Ayahnya berfikir,”Alangkah salahnya aku, menyayangi diluar batas, tanpa pertimbangan, bagaimana kalau akhirnya, dimirkai Allah Yang Agung, aku pasti durhaka, tak dapat mendidik anak, mengkaji ilmu yang bermanfaat.” Dipanggilnya putranya. Anak itu segera mendatanginya, diusap-usapnya putranya sambil dinasihati, bahwa Ia harus mengaji, katanya “Sekarang saatnya anakku, sebenarnya aku kuatir, tapi, pergilah ke Mesir, carilah jalan menuju keutamaan.” Ibnu Hasan menjawab,”Ayah jangan ragu-ragu, jangankan jalan menuju kemuliaan, jalan kematianpun hamba jalani, semua kehendak orang tua, akan hamba turuti, tidak akan ku tolak, siang malam hanya perintah Ayah Ibu yang hamba nantikan.”

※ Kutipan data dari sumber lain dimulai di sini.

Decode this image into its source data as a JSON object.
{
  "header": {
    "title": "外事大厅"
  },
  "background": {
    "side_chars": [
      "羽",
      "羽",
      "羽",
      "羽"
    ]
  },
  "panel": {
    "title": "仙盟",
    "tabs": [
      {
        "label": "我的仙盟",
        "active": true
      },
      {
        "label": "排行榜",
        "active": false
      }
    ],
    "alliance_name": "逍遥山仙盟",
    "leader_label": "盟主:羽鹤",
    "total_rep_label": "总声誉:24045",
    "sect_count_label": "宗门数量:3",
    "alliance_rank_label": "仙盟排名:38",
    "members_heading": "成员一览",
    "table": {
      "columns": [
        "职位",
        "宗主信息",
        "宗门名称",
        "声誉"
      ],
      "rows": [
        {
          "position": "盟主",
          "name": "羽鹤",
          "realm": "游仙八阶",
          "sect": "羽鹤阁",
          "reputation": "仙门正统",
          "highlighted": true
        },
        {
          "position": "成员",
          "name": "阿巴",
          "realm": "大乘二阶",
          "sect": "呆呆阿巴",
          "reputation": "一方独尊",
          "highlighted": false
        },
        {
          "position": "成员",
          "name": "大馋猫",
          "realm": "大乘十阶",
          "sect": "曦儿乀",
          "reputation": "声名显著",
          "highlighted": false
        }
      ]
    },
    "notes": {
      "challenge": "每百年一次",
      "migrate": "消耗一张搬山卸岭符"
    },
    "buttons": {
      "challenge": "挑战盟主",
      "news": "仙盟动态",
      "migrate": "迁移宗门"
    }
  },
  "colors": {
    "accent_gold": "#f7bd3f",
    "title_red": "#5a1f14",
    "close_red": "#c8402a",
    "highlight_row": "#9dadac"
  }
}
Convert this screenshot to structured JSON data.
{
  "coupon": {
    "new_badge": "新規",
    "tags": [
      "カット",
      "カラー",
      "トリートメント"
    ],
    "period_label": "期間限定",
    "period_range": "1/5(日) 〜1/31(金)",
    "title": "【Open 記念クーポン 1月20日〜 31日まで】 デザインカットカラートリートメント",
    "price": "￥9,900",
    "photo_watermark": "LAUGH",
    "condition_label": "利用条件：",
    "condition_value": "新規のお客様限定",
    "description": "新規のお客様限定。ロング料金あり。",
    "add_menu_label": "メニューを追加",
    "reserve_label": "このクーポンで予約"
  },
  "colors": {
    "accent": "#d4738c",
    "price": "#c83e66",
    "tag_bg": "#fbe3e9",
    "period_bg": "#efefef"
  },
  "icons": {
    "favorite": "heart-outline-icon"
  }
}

Singkat cerita, Ibnu Hasan yang akan berangkat kepesantren, berpisah dengan kedua orangtuanya, hatinya sangat sedih, ibunya tidak tahan menangis terisak-isak, harus berpisah dengan putranya, yang masih sangat kecil, belum cukup usia. “Kelak, apabila ananda sudah sampai, ketempat merantau, pandai-pandailah menjaga diri, karena jauh dari orang tua, harus tahu ilmunya hidup, jangan keras kepala, angkuh dan menyombongkan diri, merasa lebih dari yang lain, merasa diri orang kaya lalu menghina sesama. Kalau begitu perbuatanmu, hidupmu tidak akan senangkaena dimusuhi semua orang, tidak akan ada yang mau menolong, kalau celaka tidak akan diperhatikan, berada dirantau orang, kalau judes akan mendapatkan kesusahan, hati-hatilah menjaga diri jangan menganggap enteng segala hal.” Ibnu Hasan menjawab dengan takzim,”Apa yang Ibu katakan, akan selalu kuingat dan kucatat dalam hati, doakanah aku agar selamat, semoga jangan sampai menempuh jalan yang salah, pesan Ibu akan kuperhatikan, siang dan malam.”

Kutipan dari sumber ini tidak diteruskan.